Trends in Exchange-Traded Funds
ETFs At a Glance:
- Top 3 providers: iShares, SPDR, and Vanguard have virtually the same level of market share: just over 81%.
- Growth in numbers of active ETF strategies expected to continue, allowing investment managers flexibility to enhance returns.
- Competition in the space will be reducing fund expenses as ETF providers fight to attract assets. Current expense rates are around 0.5% to 1.0% and have dropped to about 0.5%.
- Sector ETFs: increased volatility in these kinds of strategies, but they are increasingly part of the dialogue.
- Energy sector rebound: Valuation (Based on price to book ratio) and oil prices are leading to this forecasted rebound.
- Retails also predicted to rise.
- US-dollar based: Deflationary period will lead to increased interest.
- ETMF: new investment vehicle from Eaton Vance. Non-transparent vehicle: could cause many mutual fund managers to switch to this structure bring a new crop of active funds to the market.

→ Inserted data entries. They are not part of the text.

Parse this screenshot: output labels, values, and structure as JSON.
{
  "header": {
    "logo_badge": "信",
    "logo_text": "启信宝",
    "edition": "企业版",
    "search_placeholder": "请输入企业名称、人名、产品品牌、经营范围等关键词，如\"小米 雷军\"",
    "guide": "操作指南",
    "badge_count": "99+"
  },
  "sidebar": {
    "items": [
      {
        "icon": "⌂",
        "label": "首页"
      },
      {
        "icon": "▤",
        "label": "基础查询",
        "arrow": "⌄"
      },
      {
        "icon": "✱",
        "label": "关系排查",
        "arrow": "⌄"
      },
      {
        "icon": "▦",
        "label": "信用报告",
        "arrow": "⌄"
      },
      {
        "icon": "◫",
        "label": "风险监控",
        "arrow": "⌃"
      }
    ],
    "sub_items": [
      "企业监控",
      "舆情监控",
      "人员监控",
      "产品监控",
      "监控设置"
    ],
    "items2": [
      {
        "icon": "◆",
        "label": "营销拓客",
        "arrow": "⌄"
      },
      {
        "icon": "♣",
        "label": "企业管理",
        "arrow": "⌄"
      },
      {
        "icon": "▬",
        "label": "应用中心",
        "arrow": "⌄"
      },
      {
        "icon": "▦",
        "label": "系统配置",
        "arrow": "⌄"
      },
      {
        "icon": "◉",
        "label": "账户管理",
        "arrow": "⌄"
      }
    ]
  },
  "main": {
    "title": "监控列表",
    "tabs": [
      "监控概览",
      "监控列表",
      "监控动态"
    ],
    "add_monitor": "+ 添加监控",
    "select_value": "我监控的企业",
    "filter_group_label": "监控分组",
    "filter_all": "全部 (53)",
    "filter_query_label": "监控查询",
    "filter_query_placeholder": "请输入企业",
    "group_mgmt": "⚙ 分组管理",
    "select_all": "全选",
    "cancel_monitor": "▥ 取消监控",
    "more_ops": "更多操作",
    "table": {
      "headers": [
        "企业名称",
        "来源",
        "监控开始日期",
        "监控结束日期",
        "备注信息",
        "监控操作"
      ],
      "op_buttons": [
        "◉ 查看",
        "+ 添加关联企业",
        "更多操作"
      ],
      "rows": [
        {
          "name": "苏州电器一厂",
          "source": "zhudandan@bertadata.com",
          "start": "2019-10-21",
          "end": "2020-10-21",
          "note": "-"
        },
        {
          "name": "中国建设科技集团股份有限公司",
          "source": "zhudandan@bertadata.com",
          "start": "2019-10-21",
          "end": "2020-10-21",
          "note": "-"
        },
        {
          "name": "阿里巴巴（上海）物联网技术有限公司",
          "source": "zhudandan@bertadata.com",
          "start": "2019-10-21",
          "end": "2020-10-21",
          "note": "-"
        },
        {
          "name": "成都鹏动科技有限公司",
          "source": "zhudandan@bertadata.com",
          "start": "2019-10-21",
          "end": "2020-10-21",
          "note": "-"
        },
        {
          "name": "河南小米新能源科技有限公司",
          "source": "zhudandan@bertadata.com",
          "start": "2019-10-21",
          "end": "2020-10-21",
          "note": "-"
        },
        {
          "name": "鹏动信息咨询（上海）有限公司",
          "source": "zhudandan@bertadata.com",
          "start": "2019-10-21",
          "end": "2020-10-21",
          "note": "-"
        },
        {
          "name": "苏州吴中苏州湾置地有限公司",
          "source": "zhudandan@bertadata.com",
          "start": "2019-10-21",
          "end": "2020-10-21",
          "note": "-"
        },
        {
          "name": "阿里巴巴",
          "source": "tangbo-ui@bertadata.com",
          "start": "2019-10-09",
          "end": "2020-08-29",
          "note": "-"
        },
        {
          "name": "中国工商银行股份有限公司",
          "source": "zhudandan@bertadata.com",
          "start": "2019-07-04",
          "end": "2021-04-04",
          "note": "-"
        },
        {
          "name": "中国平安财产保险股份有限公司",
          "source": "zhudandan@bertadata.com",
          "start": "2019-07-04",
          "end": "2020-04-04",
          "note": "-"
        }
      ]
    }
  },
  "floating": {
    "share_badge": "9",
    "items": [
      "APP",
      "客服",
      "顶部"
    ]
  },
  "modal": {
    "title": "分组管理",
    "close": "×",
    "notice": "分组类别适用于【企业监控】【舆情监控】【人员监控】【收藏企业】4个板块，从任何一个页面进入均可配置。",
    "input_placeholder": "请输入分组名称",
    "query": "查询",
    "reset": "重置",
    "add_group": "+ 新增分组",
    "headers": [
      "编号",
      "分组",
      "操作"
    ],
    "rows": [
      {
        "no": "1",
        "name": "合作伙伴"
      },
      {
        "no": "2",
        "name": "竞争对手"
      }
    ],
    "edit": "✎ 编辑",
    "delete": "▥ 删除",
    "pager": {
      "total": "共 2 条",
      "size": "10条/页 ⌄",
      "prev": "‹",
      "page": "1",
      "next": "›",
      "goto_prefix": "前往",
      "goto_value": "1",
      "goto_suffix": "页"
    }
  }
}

- Dividend growth: assuming interest rates could increase, this area will be central for equity investors.
- Fixed income: fixed income smart beta could be marketed as an attractive alternative to traditional bond indices.
Smart Beta Trends:
- Smart-beta ETFs are a hybrid of active and passive ideas: based on indices that track specific rules or adhere to pre-described factors like low volatility, valuations and price momentum. Smart beta could become an entirely separate investment category in upcoming years.
- Smart beta is one of the most meaningful developments on the investment landscape. There will be more agreement on classifications within the smart beta category.
- Minimum volatility strategies may see a resurgence: smart beta strategies are an example of risk management type products.